You couldn’t blame Peter. At one point The Gravedigger was spraying
passes all over the seats or finding a Villa player with uncanny and
unerring accuracy and a determination which rendered my “schizophrenic”
label obsolescent. He was single-minded shite personified.
We
had a reasonable opening ten minutes before the first half subsided
into a fractious and uneven affair roundly crocked by a useless berk
of a referee. Apart from that Villa showed tiny glimpses of why they
have advanced up the league table. Here and there there were odd reminders
of O’Leary’s praiseworthy young Leeds team before sabotage by the Suits.

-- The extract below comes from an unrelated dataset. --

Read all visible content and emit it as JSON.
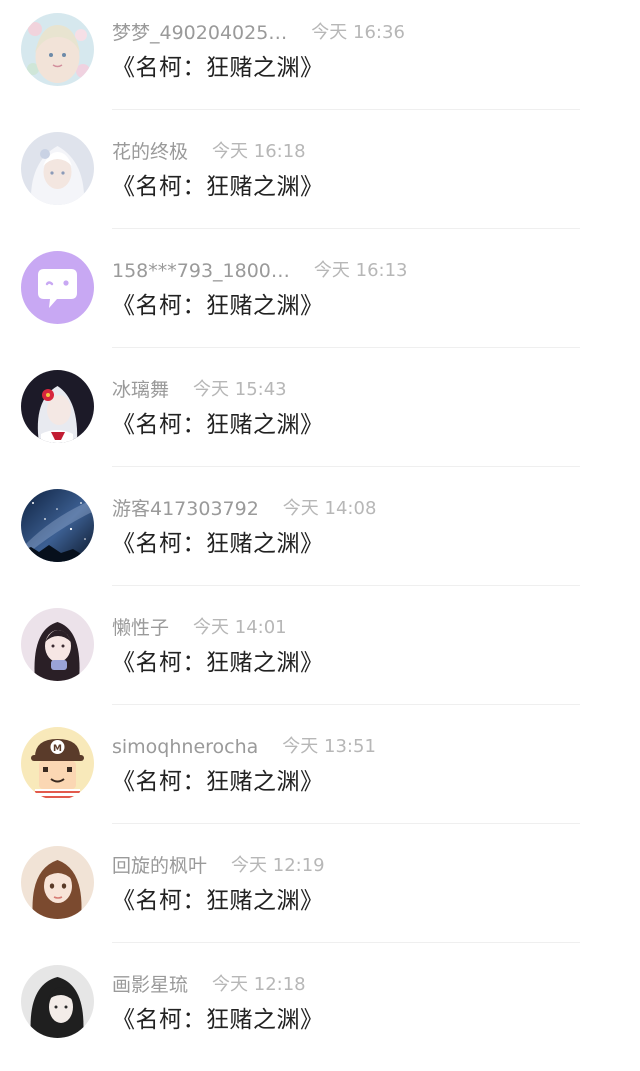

Overall though the teams were pretty much on a par. For us, it was a
relief to note we weren’t utter dung. Rooney looked like he was gradually
getting back to the things he does best. In the first half the game
wasn’t exactly boring or exciting, it was a bit like the sexual activity
of a promising gelding – lots of will but ultimately literally fuck
all to show for it.
As
The Gravedigger’s form got worse so did Peter’s insanity. In the end
everyone agreed the Dane was so awful he was bound to score a thirty-metre
screamer in the second half. The denouement became so urgent we all
gathered in a circle around Peter at half time, Dicky Mint directing
everybody to bow their heads in meditation, contact the tips of thumbs
and forefingers and go, “Ommmmmmmmm.”
So
of course he DOES go and get one. A second, clinching goal. For which
he ran maybe, er, thirty metres through the Villa defence after a mad
character change had him playing well. Everyone in the area descended
on Peter and battered him almost to pulp. “I can take it,” he said,
grinning happily at the prospect of three precious points. Off to one
side Dicky Mint shouted, “I want this in the fuckn match report! That
cunt’s a fuckn hypocrite!” But isn’t everybody when it comes to a footy
match and the exceedingly thin line between success and failure? At
the end of the game we fully expected Peter to don a saffron full-length
shroud and sandals, shave his head, dink tiny cymbals between forefinger
and thumb and low moan the immortal mantra, “Hare Krishna.” But all
he said with a wide smirk was, “I’m goin’ fer a fuckn pint now.”
The
existential question thus becomes: is The Gravedigger’s schizophrenia
a natural condition of anyone who plays, administers and watches football?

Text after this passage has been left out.